А Тесей и Пейрифой в великой горести решили раздобыть в жены царю лапифов Елену-спартанянку, дочь Леды и Зевса, о красоте которой начинают шептаться и в моем мире.

Кто не шепчется о красоте златокудрой девочки – бормочет себе под нос, что такая прелесть до добра не доведет.

И точно, не довела.

Подперев щеку кулаком, я смотрел на пляшущие тени – и они послушно складывались в картины. Вот Тесей и Пейрифой крадут пирующую на празднике Артемиды Елену… Вот отвозят ее в горное убежище и бросают жребий: кому достанется красавица? А перед жребием клянутся: тот, кому повезет, помогает добыть жену другому.

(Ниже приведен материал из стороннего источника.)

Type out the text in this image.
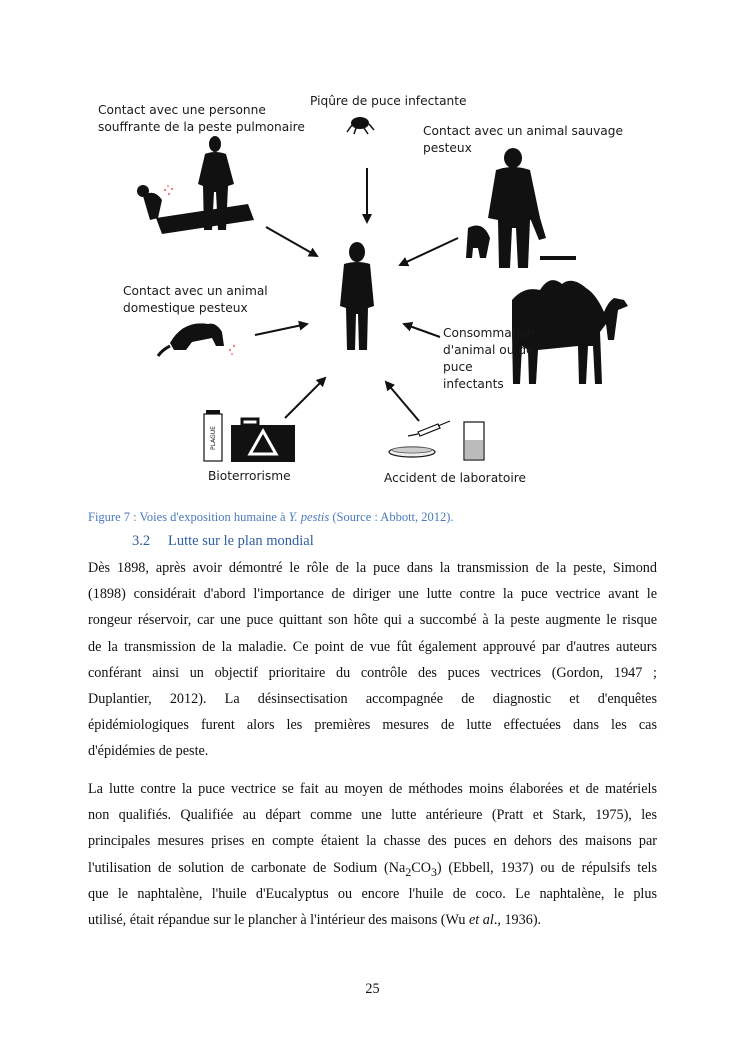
PLAGUE
Contact avec une personne
souffrante de la peste pulmonaire
Piqûre de puce infectante
Contact avec un animal sauvage pesteux
Contact avec un animal
domestique pesteux
Consommation
d'animal ou de
puce
infectants
Bioterrorisme	Accident de laboratoire
Figure 7 : Voies d'exposition humaine à Y. pestis (Source : Abbott, 2012).
3.2 Lutte sur le plan mondial
Dès 1898, après avoir démontré le rôle de la puce dans la transmission de la peste, Simond
(1898) considérait d'abord l'importance de diriger une lutte contre la puce vectrice avant le
rongeur réservoir, car une puce quittant son hôte qui a succombé à la peste augmente le risque
de la transmission de la maladie. Ce point de vue fût également approuvé par d'autres auteurs
conférant ainsi un objectif prioritaire du contrôle des puces vectrices (Gordon, 1947 ;
Duplantier, 2012). La désinsectisation accompagnée de diagnostic et d'enquêtes
épidémiologiques furent alors les premières mesures de lutte effectuées dans les cas
d'épidémies de peste.
La lutte contre la puce vectrice se fait au moyen de méthodes moins élaborées et de matériels
non qualifiés. Qualifiée au départ comme une lutte antérieure (Pratt et Stark, 1975), les
principales mesures prises en compte étaient la chasse des puces en dehors des maisons par
l'utilisation de solution de carbonate de Sodium $(Na_2CO_3)$ (Ebbell, 1937) ou de répulsifs tels
que le naphtalène, l'huile d'Eucalyptus ou encore l'huile de coco. Le naphtalène, le plus
utilisé, était répandue sur le plancher à l'intérieur des maisons (Wu et al., 1936).
25
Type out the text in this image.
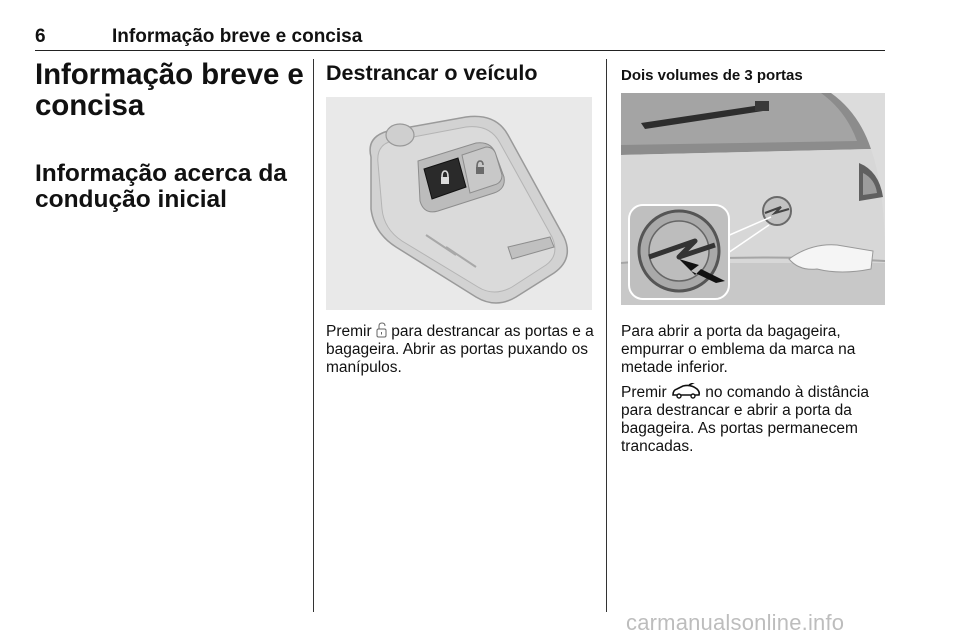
6	Informação breve e concisa
Informação breve e concisa
Informação acerca da condução inicial
Destrancar o veículo

Premir  para destrancar as portas e a bagageira. Abrir as portas puxando os manípulos.

Dois volumes de 3 portas

Para abrir a porta da bagageira, empurrar o emblema da marca na metade inferior.

Premir  no comando à distância para destrancar e abrir a porta da bagageira. As portas permanecem trancadas.

carmanualsonline.info
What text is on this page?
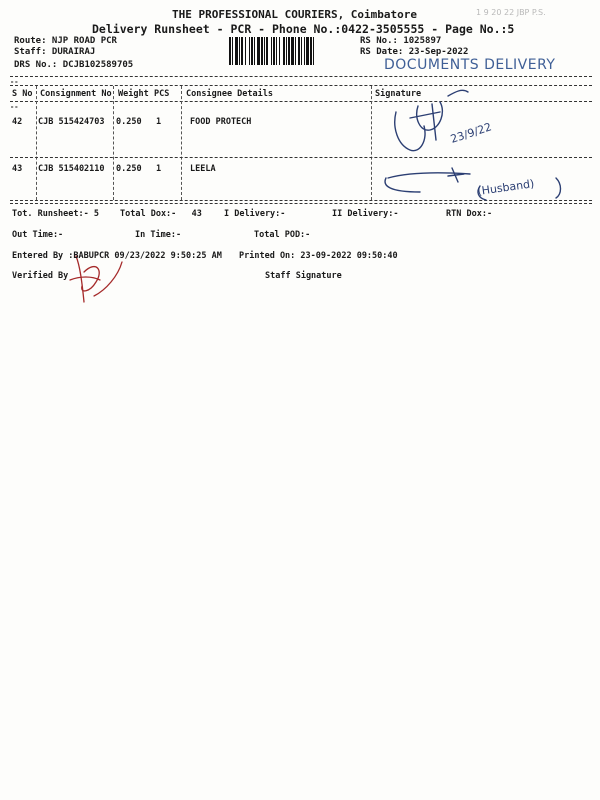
1 9 20 22 JBP P.S.
THE PROFESSIONAL COURIERS, Coimbatore
Delivery Runsheet - PCR - Phone No.:0422-3505555 - Page No.:5
Route: NJP ROAD PCR
Staff: DURAIRAJ
DRS No.: DCJB102589705
RS No.: 1025897
RS Date: 23-Sep-2022
DOCUMENTS DELIVERY
--
S No Consignment No Weight PCS Consignee Details	Signature
--
42 CJB 515424703 0.250 1	FOOD PROTECH
43 CJB 515402110 0.250 1	LEELA
23/9/22
(Husband)
Tot. Runsheet:- 5 Total Dox:-   43	I Delivery:-	II Delivery:-	RTN Dox:-
Out Time:-	In Time:-	Total POD:-
Entered By :BABUPCR 09/23/2022 9:50:25 AM Printed On: 23-09-2022 09:50:40
Verified By	Staff Signature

Вот Тесей, которому выпало владеть златокудрой, озадаченно чешет затылок – да нет, наверное, игра света…

И тогда Пейрифой потребовал от Тесея, чтобы тот помог ему добыть…

Жест получился красивым. Исполненным негодования по поводу такой дерзости. Признания того, что иной кандидатуры не могло и найтись – ну конечно, кто второй по красоте после Елены?

Персефона печально улыбалась, покачивая головой.

Почему Пейрифой не потребовал Афродиту?

Видно, она ему казалась менее прекрасной, чем ты, владычица! – выкрутился посланец. И в глазах – свет вечной истины, надо же.

Жена усмехнулась. Поднялась, поправляя высокую прическу.

– Суды на сегодня окончены. Я отправляюсь в свои комнаты, если только мой царь не прикажет мне остаться.

И не желаешь посмотреть на… прославленного героя?

Она безразлично пожала плечами, подпуская в улыбку разом холода и усталости.

На участь прославленного героя? Нет, я не хочу на нее смотреть.

Проплыла к выходу, по пути сделав знак Гекате – Трехтелая тоже поспешила откланяться, хотя левое тело норовило выкрутить шею – подслушать.

Что там за участь ждет прославленного героя? Ужаснее ли мук Сизифа? Переплюнет кару Иксиона, покусившегося на жену самого Громовежца?

Карать отчаянно не хотелось – старею? Нет, не то. Глупость происходящего была столь очевидной, что сглаживала кощунственность.

Пришел горшечник к ванакту и заявляет: давай сюда жену! А то… ну, не знаю, что, но что-нибудь да сделаю.